Government sources reveal Commerce Minister Nirmala Sitharaman, invitee to the select group of countries which negotiated the final text of the Nairobi agreement, capitulated after Modi refused to give permission to the Indian delegation to seek amendment to the Nairobi ministerial declaration or block it as a last resort. To be fair, an outspoken Sitharaman and her team did put up a gallant fight for the cause of Indian farmers’ rights and national food sovereignty, before being fettered by the highest political leadership’s invisible guidance midway. No wonder why a subdued Sitharaman expressed her “deep disappointment” at India’s red lines being breached without any reaffirmation of the Doha Development Agenda in the final ministerial agreement.

Indeed, no concrete agreement on a special safeguards mechanism to protect farmers in the developing world against sudden import surges could be reached and neither did the final declaration mention any short deadline for a permanent solution on public stockholding for food security purposes. A mere promise to negotiate an unspecified safeguard mechanism for developing countries was the icing on the cake. Besides, new issues like competition policy, government procurement and investments are now open for future negotiations. Does Modi realize that by preventing Sitharaman to go her predecessors Murasoli Maran, Kamal Nath or even Arun Jaitley’s way of not ceding ground to countries discreetly encouraging ultra-protectionist and trade-distorting policies and actions, he has only ensured that India will pay a far heavier price in future negotiations? What prevented India from using export competition pact and export subsidy issues as bargaining chips in Nairobi? How is it that the Indian leadership failed to gauge the rich nations’ mood even though they have openly pronounced, prior to the Nairobi meet, the world must have the courage to look, think and act beyond Doha? Was Modi not aware that the developed world has always maintained that countries like India and China cannot ask for concessions envisaged in the Doha mandate? And at the end of the day, rich nations’ representatives were able to drive a wedge by pitting the least developed and vulnerable countries against developing world’s frontline economies.
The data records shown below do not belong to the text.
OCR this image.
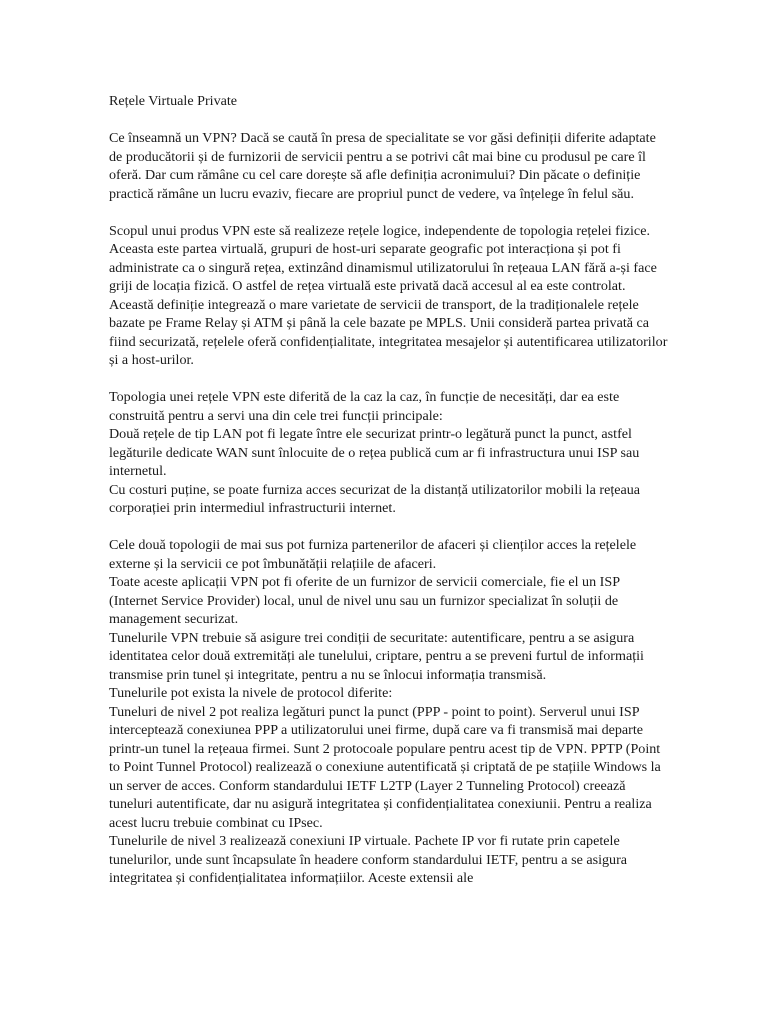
Rețele Virtuale Private

Ce înseamnă un VPN? Dacă se caută în presa de specialitate se vor găsi definiții diferite adaptate de producătorii și de furnizorii de servicii pentru a se potrivi cât mai bine cu produsul pe care îl oferă. Dar cum rămâne cu cel care dorește să afle definiția acronimului? Din păcate o definiție practică rămâne un lucru evaziv, fiecare are propriul punct de vedere, va înțelege în felul său.

Scopul unui produs VPN este să realizeze rețele logice, independente de topologia rețelei fizice. Aceasta este partea virtuală, grupuri de host-uri separate geografic pot interacționa și pot fi administrate ca o singură rețea, extinzând dinamismul utilizatorului în rețeaua LAN fără a-și face griji de locația fizică. O astfel de rețea virtuală este privată dacă accesul al ea este controlat. Această definiție integrează o mare varietate de servicii de transport, de la tradiționalele rețele bazate pe Frame Relay și ATM și până la cele bazate pe MPLS. Unii consideră partea privată ca fiind securizată, rețelele oferă confidențialitate, integritatea mesajelor și autentificarea utilizatorilor și a host-urilor.

Topologia unei rețele VPN este diferită de la caz la caz, în funcție de necesități, dar ea este construită pentru a servi una din cele trei funcții principale:

Două rețele de tip LAN pot fi legate între ele securizat printr-o legătură punct la punct, astfel legăturile dedicate WAN sunt înlocuite de o rețea publică cum ar fi infrastructura unui ISP sau internetul.

Cu costuri puține, se poate furniza acces securizat de la distanță utilizatorilor mobili la rețeaua corporației prin intermediul infrastructurii internet.

Cele două topologii de mai sus pot furniza partenerilor de afaceri și clienților acces la rețelele externe și la servicii ce pot îmbunătății relațiile de afaceri.

Toate aceste aplicații VPN pot fi oferite de un furnizor de servicii comerciale, fie el un ISP (Internet Service Provider) local, unul de nivel unu sau un furnizor specializat în soluții de management securizat.

Tunelurile VPN trebuie să asigure trei condiții de securitate: autentificare, pentru a se asigura identitatea celor două extremități ale tunelului, criptare, pentru a se preveni furtul de informații transmise prin tunel și integritate, pentru a nu se înlocui informația transmisă.

Tunelurile pot exista la nivele de protocol diferite:

Tuneluri de nivel 2 pot realiza legături punct la punct (PPP - point to point). Serverul unui ISP interceptează conexiunea PPP a utilizatorului unei firme, după care va fi transmisă mai departe printr-un tunel la rețeaua firmei. Sunt 2 protocoale populare pentru acest tip de VPN. PPTP (Point to Point Tunnel Protocol) realizează o conexiune autentificată și criptată de pe stațiile Windows la un server de acces. Conform standardului IETF L2TP (Layer 2 Tunneling Protocol) creează tuneluri autentificate, dar nu asigură integritatea și confidențialitatea conexiunii. Pentru a realiza acest lucru trebuie combinat cu IPsec.

Tunelurile de nivel 3 realizează conexiuni IP virtuale. Pachete IP vor fi rutate prin capetele tunelurilor, unde sunt încapsulate în headere conform standardului IETF, pentru a se asigura integritatea și confidențialitatea informațiilor. Aceste extensii ale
Unfortunately, Modi, like his western counterparts, believes that state support is killing Indian farmers as heavy subsidy has created a massively distorted domestic farm market. Modi, says sources close to him, is confident that Indian farmers if unshackled can compete successfully on the world stage. But then, Modi needs to be reminded that while there is a need to introduce domestic reforms in farm sector unilaterally, the government must not surrender its existing flexibility to formulate public policies favorable to poor farmers and consumers.

As rightly pointed out by eminent Indian geneticist M.S. Swaminathan, the Nairobi meet output failed to differentiate farmers in poor nations, taking to agriculture for livelihood security, from those in industrialized countries, to whom farming is a profitable business model. Worse still, Swaminathan predicts WTO Nairobi will exacerbate food insecurity instead of fulfilling United Nations’ zero-hunger goal.


Disclaimer: Views expressed by writers in the Column section are their own and do not reflect RiyadhVision’s point-of-view.